= Pod prąd =

Polish weekly Marxist newspaper (1934 - 1936)

Pod prąd ('Against the current') was a Polish weekly Marxist newspaper published between 1934 and 1936, issued by dissidents from the Communist Party of Poland that turned against the Soviet Union. The newspaper was founded by Andrzej Stawar. The other main figure in the Pod prąd venture was Roman Jabłonowski. The newspaper was sold openly in the 1930s and wasn't confiscated.
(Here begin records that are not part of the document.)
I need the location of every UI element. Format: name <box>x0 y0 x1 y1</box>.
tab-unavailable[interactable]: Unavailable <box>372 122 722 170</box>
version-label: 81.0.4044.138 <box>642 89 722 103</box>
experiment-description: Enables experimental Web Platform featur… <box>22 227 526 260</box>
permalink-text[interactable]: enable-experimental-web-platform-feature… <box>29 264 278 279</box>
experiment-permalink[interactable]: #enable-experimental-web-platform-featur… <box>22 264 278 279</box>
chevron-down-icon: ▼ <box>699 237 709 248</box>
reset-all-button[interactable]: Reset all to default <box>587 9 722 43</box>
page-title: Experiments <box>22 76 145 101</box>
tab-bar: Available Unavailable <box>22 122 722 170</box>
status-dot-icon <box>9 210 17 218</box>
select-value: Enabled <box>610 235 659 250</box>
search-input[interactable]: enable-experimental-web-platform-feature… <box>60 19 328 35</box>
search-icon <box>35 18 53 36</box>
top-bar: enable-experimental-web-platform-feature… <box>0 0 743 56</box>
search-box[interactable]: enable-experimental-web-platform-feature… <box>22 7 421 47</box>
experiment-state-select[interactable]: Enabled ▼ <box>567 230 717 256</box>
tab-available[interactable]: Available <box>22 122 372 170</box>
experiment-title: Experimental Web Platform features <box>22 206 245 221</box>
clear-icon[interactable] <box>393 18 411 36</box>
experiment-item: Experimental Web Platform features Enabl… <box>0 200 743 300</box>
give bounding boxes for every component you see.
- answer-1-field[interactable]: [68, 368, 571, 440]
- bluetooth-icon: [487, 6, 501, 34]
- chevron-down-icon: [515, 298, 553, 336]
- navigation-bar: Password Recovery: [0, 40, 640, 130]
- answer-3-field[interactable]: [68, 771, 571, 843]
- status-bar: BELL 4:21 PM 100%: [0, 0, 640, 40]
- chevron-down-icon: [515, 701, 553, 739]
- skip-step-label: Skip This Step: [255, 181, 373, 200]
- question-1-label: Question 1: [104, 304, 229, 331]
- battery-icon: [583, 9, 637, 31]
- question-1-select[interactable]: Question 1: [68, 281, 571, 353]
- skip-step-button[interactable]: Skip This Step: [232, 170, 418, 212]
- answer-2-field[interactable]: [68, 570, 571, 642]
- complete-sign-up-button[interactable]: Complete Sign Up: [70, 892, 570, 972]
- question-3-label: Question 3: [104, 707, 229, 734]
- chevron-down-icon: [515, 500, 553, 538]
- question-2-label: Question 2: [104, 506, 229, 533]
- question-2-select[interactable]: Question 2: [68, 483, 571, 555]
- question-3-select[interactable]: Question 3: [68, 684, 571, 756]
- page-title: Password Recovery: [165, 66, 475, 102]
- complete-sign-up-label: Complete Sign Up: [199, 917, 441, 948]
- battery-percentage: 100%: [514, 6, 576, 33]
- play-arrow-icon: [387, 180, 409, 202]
The newspaper was sold openly in the 1930s under the Sanation regime and wasn't confiscated what was one of the reasons of Polish Communists believing the Anti-Stalinists to be traitors who aided the Polish government with anti-Soviet propaganda; they even suspected that the government "intentionally smuggled" the newspaper in "communist-filled prisons." Aleksander Wat despite agreeing with Stawar and helping it by reading over articles and making suggestions never contributed to it by writing any materials, as he regarded it as "aiding the enemies" of "homeland of the proletariat". Isaac Deutscher was never involved with the newspaper as it was critical not only of Stalin, but also of Trotsky, but in 1937 he joined the subsequent publication Current (Nurt).

Even though Pod prad operated on the margins of the Communist Party, the publication had a profound influence over the intellectuals of the party.